In a previous post I mentioned about how the market is likely to transition from a high volatility (fat finger May 6, 2010 mini crash) state to a low volatility state. With the indices barely unchanged on the day so far I think it is safe to say that we have made that transition successfully.
The volume picture today so far is interesting because it is once again coming in very light. Very light volume by itself is meaningless, but taken within the context of a sharp market rally back up to head and shoulders neckline resistance, it then becomes very meaningful.
As I write this, the market has not closed for the day yet, however it appears possible that we may get a confirmed volume sell signal by the end of the day as long as the SPY SPDR S&P 500 ETF closes under yesterday’s high of 117.62.

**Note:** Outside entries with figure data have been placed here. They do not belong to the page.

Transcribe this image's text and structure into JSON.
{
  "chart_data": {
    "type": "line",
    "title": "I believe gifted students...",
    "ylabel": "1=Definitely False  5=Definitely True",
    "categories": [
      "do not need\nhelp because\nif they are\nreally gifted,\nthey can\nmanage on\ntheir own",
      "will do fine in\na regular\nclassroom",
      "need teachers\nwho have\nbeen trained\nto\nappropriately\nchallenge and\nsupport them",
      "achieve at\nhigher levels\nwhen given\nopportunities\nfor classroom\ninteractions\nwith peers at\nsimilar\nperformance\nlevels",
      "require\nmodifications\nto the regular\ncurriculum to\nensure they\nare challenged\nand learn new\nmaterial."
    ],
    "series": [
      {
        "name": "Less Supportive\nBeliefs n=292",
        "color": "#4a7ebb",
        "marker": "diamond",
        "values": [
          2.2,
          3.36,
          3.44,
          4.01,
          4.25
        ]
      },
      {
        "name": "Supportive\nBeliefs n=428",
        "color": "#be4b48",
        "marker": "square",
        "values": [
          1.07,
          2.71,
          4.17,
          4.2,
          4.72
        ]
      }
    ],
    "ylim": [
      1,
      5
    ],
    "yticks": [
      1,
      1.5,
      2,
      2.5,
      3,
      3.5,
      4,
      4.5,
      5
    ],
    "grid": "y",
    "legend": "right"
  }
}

The daily candlestick for today is showing an indecision doji and can be interpreted two ways. Either it is a pause in the current uptrend before moving higher, or it is a confirmed momentum turning point in the market. The low volume snap back rally back up to head and shoulder neckline helps to give this doji more of a reversal indication instead of ‘pause in an uptrend’ indication.
Have you ever been to an airshow and seen those stunt planes fly their planes straight up into the sky in complete vertical fashion?

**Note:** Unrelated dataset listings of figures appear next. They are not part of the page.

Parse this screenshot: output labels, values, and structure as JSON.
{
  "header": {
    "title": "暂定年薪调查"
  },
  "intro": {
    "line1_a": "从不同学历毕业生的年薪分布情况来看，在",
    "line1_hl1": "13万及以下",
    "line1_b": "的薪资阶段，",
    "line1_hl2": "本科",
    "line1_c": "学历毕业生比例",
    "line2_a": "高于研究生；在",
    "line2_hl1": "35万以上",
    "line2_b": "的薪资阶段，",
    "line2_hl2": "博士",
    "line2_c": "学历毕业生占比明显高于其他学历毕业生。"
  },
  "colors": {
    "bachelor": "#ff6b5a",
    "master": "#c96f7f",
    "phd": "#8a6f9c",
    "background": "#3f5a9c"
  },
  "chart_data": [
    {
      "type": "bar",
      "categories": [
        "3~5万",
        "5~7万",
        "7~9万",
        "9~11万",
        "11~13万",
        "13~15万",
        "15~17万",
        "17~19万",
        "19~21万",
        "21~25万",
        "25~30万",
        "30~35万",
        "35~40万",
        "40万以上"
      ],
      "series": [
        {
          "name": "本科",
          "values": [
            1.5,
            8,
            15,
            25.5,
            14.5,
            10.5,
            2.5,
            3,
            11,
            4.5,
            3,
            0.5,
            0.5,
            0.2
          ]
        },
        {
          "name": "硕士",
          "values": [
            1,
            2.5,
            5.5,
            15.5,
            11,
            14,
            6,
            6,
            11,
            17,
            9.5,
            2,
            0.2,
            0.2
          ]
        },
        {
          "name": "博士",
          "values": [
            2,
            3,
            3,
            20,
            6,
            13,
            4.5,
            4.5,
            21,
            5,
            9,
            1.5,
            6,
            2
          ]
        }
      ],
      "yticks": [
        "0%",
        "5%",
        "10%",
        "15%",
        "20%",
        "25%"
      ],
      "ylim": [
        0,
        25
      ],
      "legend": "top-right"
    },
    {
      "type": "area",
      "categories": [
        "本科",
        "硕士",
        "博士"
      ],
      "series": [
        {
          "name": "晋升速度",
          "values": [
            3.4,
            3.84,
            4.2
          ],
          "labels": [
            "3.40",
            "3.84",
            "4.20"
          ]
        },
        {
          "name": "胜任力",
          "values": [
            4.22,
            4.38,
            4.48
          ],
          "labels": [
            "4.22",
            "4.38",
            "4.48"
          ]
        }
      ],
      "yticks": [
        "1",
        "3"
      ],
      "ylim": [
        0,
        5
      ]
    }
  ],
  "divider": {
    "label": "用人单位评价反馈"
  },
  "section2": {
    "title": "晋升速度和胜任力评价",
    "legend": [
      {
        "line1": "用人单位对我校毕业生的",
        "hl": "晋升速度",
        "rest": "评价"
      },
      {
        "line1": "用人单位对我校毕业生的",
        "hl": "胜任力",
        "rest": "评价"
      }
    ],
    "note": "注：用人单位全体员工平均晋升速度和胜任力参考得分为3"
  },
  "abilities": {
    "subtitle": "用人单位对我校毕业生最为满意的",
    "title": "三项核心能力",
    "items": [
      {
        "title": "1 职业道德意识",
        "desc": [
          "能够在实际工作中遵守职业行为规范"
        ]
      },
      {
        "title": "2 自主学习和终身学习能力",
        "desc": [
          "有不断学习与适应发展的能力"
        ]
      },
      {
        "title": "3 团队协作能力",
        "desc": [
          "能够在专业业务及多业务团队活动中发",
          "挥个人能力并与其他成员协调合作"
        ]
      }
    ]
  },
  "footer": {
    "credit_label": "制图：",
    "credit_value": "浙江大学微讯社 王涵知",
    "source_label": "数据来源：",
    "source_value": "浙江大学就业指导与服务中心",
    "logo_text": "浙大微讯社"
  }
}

It really is quite interesting to watch especially when the plane reaches a point of near equilibrium from its upward moving force matched against gravity.
At that point is seems as if the plane is literally just floating in the air until it slowly starts to turn down and sucuumb to the forces of gravity.
My sense right now is that the market has the feel of this plane at its point of equilibrium and that it will soon swing down again.
But how far down will it swing ?
The very large opening EURO GAP at 1113.01 seems like a logical first target to me. That was a government manipulated opening gap and it would seem the free market would want to fill that gap.
That gap on the SPDR S&P 500 ETF SPY was on 396 million shares and so the volume we get on a filling of that gap is going to be a key factor in figuring out if we will be able to slice lower from there now or later. If we fill that gap on much lighter volume, it will warn that the market wants to trade higher again and tread water.
The blowout volume that was created on May 6, 2010 has me thinking lately that this is not going to be able to be broken in a part II crash fashion very soon. Why ? Because it will take a tremendous amount of energy to break through those lows. I suppose it could happen but it will likely take a very significant event to do it.
The more likely scenario is a gap fill and then another bounce back up in the form of a small double top near the 1165 to 1170 level.